Morphology and biology:

Stems are 60-120 cm in height, glabrous, rough in nodes. Laminae are tomentose, 2-5 mm in width. Leaf-sheaths are usually hairless or in lower leaves they have very short hairs. Ligula is 1-2 mm in length. Panicles are up to 21 cm in length. Spikelets are 11-20 mm in length, consisting of 6-8 flowers. Lemmata are 6-8 mm in length, widely divergent when mature, with involuted edges and awnes up to 7 mm in length or without awnes. Awnes at fruit are bent back; flowers in May-June, produces fruits in July-August. Seeds begin germinating from a depth of 1-5 cm in autumn. One plant produces up to 5000-6000 caryopsides. After ripening seeds shed and are difficult to separate from crop. This weed is not found as a wild-growing plant; life-cycle fully coincides with that of the crop.

Geographical range:

This is mainly a European species; distributed all over Western Europe (except far south). This weed was brought to North America. It also occurs in the Caucasus, Mediterranean, and Asia Minor. In Russia it is distributed in many regions of the European part except Arctic. As an adventitious plant it occurs in the south of Siberia and Far East. This weed is found in all regions of Middle Russia, more often in the north-western parts. The eastern limit of rye brome area lies in Russia.
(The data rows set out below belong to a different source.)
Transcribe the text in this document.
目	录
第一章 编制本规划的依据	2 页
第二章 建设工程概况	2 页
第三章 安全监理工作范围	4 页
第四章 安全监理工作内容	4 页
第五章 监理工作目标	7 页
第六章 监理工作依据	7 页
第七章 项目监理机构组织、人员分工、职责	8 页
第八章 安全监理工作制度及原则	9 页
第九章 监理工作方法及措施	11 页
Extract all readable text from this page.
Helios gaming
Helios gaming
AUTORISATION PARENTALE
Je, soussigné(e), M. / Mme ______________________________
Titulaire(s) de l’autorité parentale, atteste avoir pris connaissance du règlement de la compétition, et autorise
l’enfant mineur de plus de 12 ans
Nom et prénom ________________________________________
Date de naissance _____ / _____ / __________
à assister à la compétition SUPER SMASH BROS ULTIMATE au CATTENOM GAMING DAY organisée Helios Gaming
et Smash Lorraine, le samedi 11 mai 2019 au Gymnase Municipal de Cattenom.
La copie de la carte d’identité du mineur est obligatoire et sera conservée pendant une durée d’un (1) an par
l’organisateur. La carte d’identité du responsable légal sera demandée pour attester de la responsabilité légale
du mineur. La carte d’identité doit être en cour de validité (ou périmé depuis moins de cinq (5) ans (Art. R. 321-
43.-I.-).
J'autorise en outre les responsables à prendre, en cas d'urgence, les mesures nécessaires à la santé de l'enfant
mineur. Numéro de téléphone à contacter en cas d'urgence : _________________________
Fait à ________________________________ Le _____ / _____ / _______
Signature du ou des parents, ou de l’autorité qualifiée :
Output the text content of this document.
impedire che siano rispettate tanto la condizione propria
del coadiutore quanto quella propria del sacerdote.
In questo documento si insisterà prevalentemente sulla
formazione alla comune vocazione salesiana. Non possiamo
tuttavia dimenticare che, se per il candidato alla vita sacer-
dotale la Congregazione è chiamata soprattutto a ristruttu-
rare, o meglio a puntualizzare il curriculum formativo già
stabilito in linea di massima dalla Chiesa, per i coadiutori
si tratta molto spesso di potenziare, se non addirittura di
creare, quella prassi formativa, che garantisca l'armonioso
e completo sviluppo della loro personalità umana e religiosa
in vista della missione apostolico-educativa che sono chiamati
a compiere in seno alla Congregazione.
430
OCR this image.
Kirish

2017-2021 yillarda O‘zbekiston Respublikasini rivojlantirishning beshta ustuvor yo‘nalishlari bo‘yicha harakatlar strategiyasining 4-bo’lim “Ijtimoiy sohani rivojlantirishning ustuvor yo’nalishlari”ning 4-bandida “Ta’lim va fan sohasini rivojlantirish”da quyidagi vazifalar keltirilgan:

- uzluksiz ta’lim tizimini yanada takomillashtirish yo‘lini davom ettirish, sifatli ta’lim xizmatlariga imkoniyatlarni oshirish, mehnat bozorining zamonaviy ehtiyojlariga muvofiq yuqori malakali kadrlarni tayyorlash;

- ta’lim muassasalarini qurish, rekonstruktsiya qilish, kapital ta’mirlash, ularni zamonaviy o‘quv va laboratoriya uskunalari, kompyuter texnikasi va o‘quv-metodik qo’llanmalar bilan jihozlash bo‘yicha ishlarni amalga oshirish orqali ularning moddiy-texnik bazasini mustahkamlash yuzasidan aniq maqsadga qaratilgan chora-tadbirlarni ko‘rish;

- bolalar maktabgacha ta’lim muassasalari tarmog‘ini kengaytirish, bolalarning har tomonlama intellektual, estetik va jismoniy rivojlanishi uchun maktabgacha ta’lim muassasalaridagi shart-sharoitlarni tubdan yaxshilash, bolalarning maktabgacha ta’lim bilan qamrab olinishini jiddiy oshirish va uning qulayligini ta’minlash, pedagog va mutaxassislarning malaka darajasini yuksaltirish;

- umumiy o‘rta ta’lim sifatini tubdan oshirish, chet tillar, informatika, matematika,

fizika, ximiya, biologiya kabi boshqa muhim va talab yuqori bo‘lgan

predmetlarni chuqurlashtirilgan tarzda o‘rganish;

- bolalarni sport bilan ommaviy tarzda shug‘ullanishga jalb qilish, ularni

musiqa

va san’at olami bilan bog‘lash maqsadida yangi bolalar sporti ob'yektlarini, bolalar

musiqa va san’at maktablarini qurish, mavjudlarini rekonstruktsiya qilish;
The occurrence of rye brome in the northwestern regions is connected with its preference of heavy, clay, over-wet and cold soils which are in this area. It is rarely found on sandy-loam and loamy soils, mainly in field margins of winter crops.

Economic importance:

This is an important weed in winter rye. It is also found in winter wheat. Rye brome has non-shattering seeds and is harvested at the same time as the winter crop, so seed infests grain. Control measures: thorough cleaning of crop seeds to remove weed seeds, land improvement of over-wet soils, raising of soil capacity, sowing of winter rye after fallow or perennial grasses.

Reference citations:

Gubanov I.A., Kiseleva K.V., Nopvikov V.S., Tichomirov V.N. 2002. Illustrated identification book on plants of Middle Russia. Moscow. V.1: 526.
Nikitin V.V. 1983. Weeds in the flora of the USSR. Leningrad: Nauka. 454 pp.
Volkov A.N., ed. 1935. The regions of the distribution of the main weeds in the USSR. Moscow-Leningrad: Publishing House of Kolchoz & Sovchoz Literature. 153 pp.

© N.N.Luneva.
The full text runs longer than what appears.